Kaygılarımızı yönetmeyi öğrenirken birçok yüzme stili olduğu gibi kaygıları yönlendirmek için de birden fazla teknik vardır. Hepsi keyifli bir yüzme deneyimi içindir. Bir teknikten hoşlanmamız yüzmek istemediğimiz anlamına gelmez. Farklı bir teknik deneyebileceğimiz anlamına gelir. Hangi tekniği denediğinizi ve neleri fark ettiğinizi yazmak iyi bir yoldur. Bir diğer kolaylaştırıcı yöntem ise geliştirmek istediğimiz becerileri uygulamaya sadece belirli bir süre ayırmaktır. Günde sadece beş dakika bile olsa, devamlılık ve pratik yapmak değişimi bize taşır.

Genç olmak zor, biliyorum çünkü ben de gençtim bir zamanlar. Üstelik birçok teknolojik uyaranla dolu bir dünyada artan beklentilerle baş etmek daha da zor. Yolların çeşitlendiği ve hızlıca saçaklandığı bu hayat yolculuğunda kendi yolumuzu seçip devam ettikçe yolumuz bize ait olanı karşımıza çıkarır. Başkalarının yoluna gözlerimiz kayabilir, ama o yollarda yürüyecek olan biz değilizdir. Bir yol var kendiniz olarak geçeceğiniz, o da size ait olan. Bizler aceleci olabiliriz ama yol sabırlı olan. Sabır sadece yüreklerimizi genişletmez, zaman algımızı da genişletir. Henüz yaşamadığınız geleceğin nasıl olacağına dair içinizde kaygılar varsa Rilke'nin şu satırlarını hatırlayabilirsiniz. Genç Bir Şaire Mektuplar eserinde "Kalbinde çözülmeden kalan her şey için sabırlı ol. Soruların kendisini sevmeye çalış; kilitli odalar veya yabancı lisanlarda yazılmış kitaplar gibi. Cevapları şimdi arama, şu anda cevaplar sana verilmez; çünkü sen henüz onlarla yaşayamazsın. Bu, her şeyi yaşama meselesidir. Şu anda soruyu yaşaman gerekiyor. Belki daha ileride, farkına bile varmadan, günün birinde kendini cevabı yaşarken bulacaksın" der.

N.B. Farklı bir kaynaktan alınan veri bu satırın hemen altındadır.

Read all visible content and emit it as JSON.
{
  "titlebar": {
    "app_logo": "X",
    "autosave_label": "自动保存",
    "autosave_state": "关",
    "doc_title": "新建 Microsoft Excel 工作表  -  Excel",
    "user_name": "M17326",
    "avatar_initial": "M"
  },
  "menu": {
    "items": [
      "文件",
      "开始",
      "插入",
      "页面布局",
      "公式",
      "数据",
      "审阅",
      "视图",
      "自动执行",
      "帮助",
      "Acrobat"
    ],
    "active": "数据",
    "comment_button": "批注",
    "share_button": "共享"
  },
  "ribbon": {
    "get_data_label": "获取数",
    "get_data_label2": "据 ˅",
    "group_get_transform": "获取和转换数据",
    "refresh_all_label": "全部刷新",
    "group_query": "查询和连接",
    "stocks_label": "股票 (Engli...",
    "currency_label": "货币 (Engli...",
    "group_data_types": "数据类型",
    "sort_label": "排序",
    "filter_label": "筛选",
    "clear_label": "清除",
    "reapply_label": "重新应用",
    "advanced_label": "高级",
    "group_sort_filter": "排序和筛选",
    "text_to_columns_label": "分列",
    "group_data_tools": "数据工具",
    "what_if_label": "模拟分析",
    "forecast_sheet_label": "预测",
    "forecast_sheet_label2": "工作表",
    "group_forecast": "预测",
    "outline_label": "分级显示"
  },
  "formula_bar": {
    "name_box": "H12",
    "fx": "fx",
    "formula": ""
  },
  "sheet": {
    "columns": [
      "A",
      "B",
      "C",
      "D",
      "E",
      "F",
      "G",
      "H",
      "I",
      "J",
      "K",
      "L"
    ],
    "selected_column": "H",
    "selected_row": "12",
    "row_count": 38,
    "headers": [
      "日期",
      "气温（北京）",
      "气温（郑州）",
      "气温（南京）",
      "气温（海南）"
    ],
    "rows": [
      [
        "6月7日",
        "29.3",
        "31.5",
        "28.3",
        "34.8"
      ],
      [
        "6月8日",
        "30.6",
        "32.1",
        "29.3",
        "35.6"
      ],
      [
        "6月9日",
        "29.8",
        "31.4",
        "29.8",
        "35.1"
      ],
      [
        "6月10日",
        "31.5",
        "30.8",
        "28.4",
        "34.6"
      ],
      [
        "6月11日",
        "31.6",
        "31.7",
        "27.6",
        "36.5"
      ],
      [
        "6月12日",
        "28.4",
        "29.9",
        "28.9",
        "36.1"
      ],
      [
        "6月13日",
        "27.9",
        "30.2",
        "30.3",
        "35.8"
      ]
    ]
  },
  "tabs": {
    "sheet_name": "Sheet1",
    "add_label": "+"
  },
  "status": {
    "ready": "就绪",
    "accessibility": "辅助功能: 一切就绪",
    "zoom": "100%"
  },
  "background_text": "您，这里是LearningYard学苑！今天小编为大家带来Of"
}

Hayatınızın tümünün bir sınava bağlı olduğunu düşünmek hem kendi biricikliğimize hem de yaşamın her an yeniden yaratıldığı doğurgan doğasına uygun bir bakış değil. Yaşam her daim yenilenmektedir ve yeniden deneyenlerin de yanındadır. İlk denemede hedeflediğimiz yere ulaşamasak bile tekrar, tekrar denemekten yılma der gibidir hayat tüm olasılıklarıyla. Her sabah uyandığımızda yeni güne "Bana ne öğretecek acaba" merakıyla bakabilirsek işte o zaman bekleyen bir öğrenci değil, talep eden olabiliriz. Talep eden talebedir sadece öğrenci olmaktan öte. Her öğrenci öğrenmeyebilir, lakin talep edenler her daim öğrenmeye devam eder. Sadece okuldan, sınavlardan değil hayattan talep edin kendi cevaplarınızı.